11 Although it is not strictly speaking necessary for me to do so, I should say that had I not reached the conclusion the demand should be set aside under s 459J, I would nonetheless have set the demand aside under the provisions of s 459G. I have reached that conclusion for the following reasons.
12 Mr Badge, in his affidavit, says that the plaintiff was an agent in Western Australia for Don Smallgoods Co Pty Ltd between October 1996 and July 1999. Don Smallgoods was the trading name of the defendant. From time to time, the defendant supplied smallgoods to the plaintiff. The evidence indicates that over a period of time a substantial amount of product was supplied by the defendant to the plaintiff. Mr Badge says that the plaintiff had difficulty reconciling the accounts for goods supplied as against goods received. The position was compounded because in April 1997, certain of the defendant's products were recalled subsequent to a health scare. Mr Badge says that although credit was requested for the recalled goods, none were received: see par 6(ii) of his affidavit of 12 April 2001.

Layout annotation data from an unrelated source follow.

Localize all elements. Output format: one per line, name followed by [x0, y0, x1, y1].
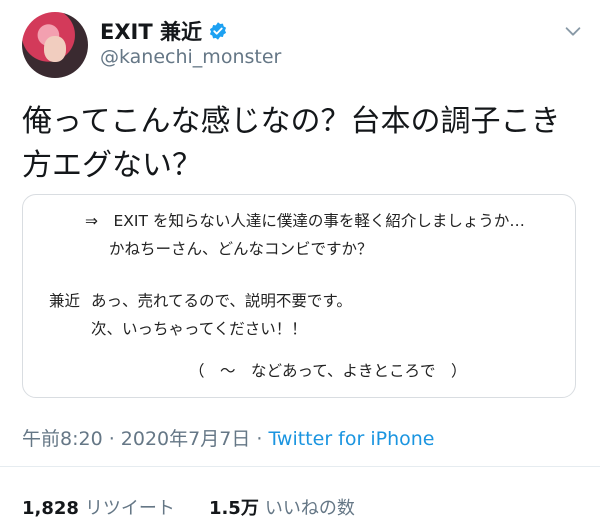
meta-separator: · — [102, 428, 121, 450]
divider — [0, 466, 600, 467]
tweet-text-line2: 方エグない？ — [22, 148, 202, 183]
chevron-down-icon[interactable] — [562, 20, 584, 42]
avatar-face — [44, 36, 66, 62]
image-speaker: 兼近 — [49, 292, 81, 310]
tweet-stats: 1,828 リツイート 1.5万 いいねの数 — [22, 494, 355, 520]
tweet-text: 俺ってこんな感じなの？台本の調子こき 方エグない？ — [22, 100, 582, 188]
user-name-row: EXIT 兼近 — [100, 16, 228, 46]
image-text-line4: 次、いっちゃってください！！ — [91, 320, 307, 338]
image-text-line3: あっ、売れてるので、説明不要です。 — [91, 292, 352, 310]
tweet-time: 午前8:20 — [22, 428, 103, 450]
image-text-line2: かねちーさん、どんなコンビですか？ — [109, 240, 373, 258]
tweet-date[interactable]: 2020年7月7日 — [121, 428, 251, 450]
image-text-line1: ⇒ EXIT を知らない人達に僕達の事を軽く紹介しましょうか… — [85, 212, 525, 230]
image-text-line5: （ ～ などあって、よきところで ） — [189, 362, 467, 380]
retweet-label[interactable]: リツイート — [85, 494, 175, 520]
display-name[interactable]: EXIT 兼近 — [100, 16, 202, 46]
like-count[interactable]: 1.5万 — [209, 494, 259, 520]
tweet-meta: 午前8:20 · 2020年7月7日 · Twitter for iPhone — [22, 424, 434, 451]
retweet-count[interactable]: 1,828 — [22, 498, 79, 519]
verified-badge-icon — [209, 22, 227, 40]
tweet-source-link[interactable]: Twitter for iPhone — [268, 428, 434, 450]
avatar[interactable] — [22, 12, 88, 78]
user-handle[interactable]: @kanechi_monster — [100, 46, 281, 68]
meta-separator: · — [250, 428, 269, 450]
tweet-text-line1: 俺ってこんな感じなの？台本の調子こき — [22, 104, 561, 139]
like-label[interactable]: いいねの数 — [265, 494, 355, 520]
attached-image-box[interactable]: ⇒ EXIT を知らない人達に僕達の事を軽く紹介しましょうか… かねちーさん、ど… — [22, 194, 576, 398]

13 Given the large number of transactions between the plaintiff and the defendant, it seems to me that it is not possible, in the context of a statutory demand, to conclude that there is no genuine dispute between the plaintiff and the defendant. What is required is a reconciliation between the plaintiff's and the defendant's records, taking into account product the plaintiff says was returned to the defendant and all other matters which give rise to a question as to the accuracy of the defendant's accounts. In my view, the plaintiff has raised a genuine dispute and I would set the statutory demand aside under the provisions of s 459G.
14 For these reasons I would set aside the statutory demand. I will hear the parties as to costs.